The Re-education of Radical Islam

The Re-education of Radical Islam

Many of America's actions in its post-9/11 campaign against al-Qaida have served to increase Muslim and Arab radicalism, rather than to dampen it as intended. The invasion and subsequent occupation of Iraq, the detainment of captured terrorists at Gitmo and subsequent revelations regarding the use of water boarding and other torture techniques all served to amplify negative perceptions of the United States in the Islamic world and facilitate the radicalization of potential recruits for the terrorists' cause.

But two recent developments have led many Americans to believe that al-Qaida and the threat it posed might be on the verge of self-inflicted implosion, a victim of its own extremism.

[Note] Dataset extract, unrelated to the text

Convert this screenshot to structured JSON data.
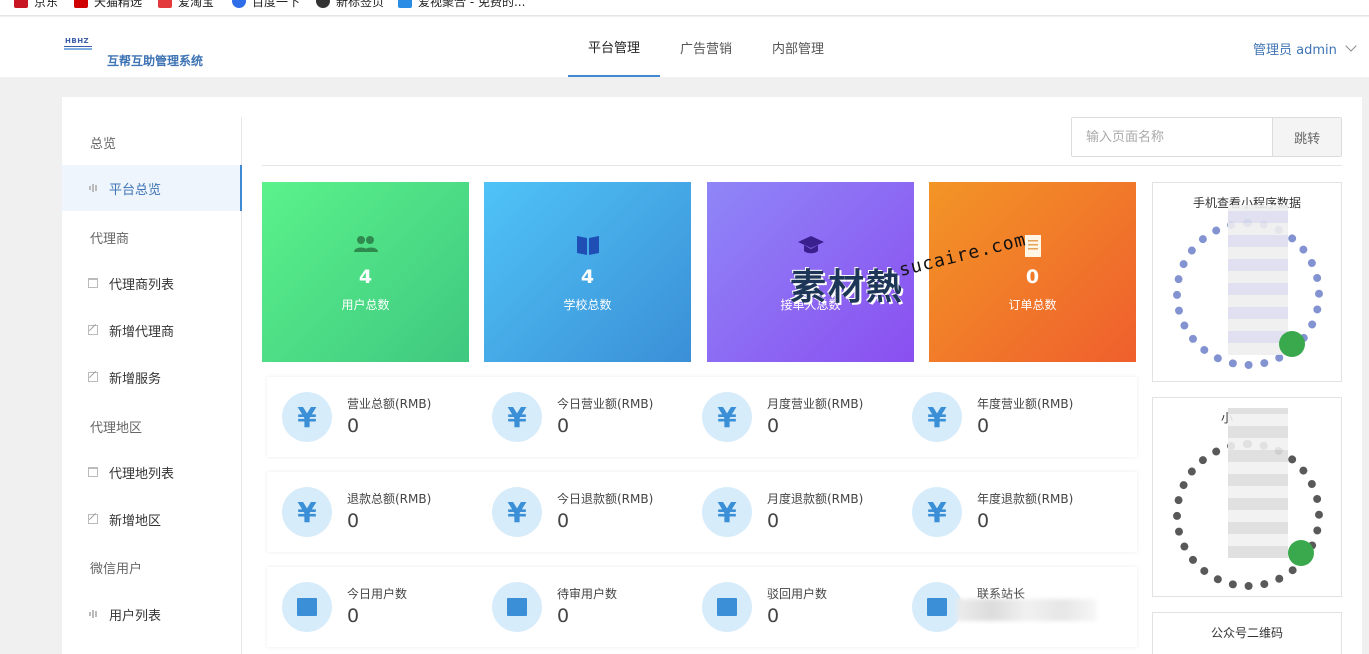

The first occurred in Saudi Arabia, where after a series of terrorist attacks inside the Kingdom in 2003, the government created a program that instead of trying to punish convicted jihadists, aimed at convincing them to repudiate extremist ideology. Participating prisoners met in groups with respected clerics, "debating the tenets of al-Qaida and whether these beliefs were true to Islam. As prisoners brought up rationales for terrorism, the clerics would use Islam to refute them. The group discussions were interspersed with one-on-one meetings with clerics and psychologists."[1] According to Saudi authorities, 3,000 people have passed through the program. Of them, 1,400 have been released, with only 35 cases of recidivism.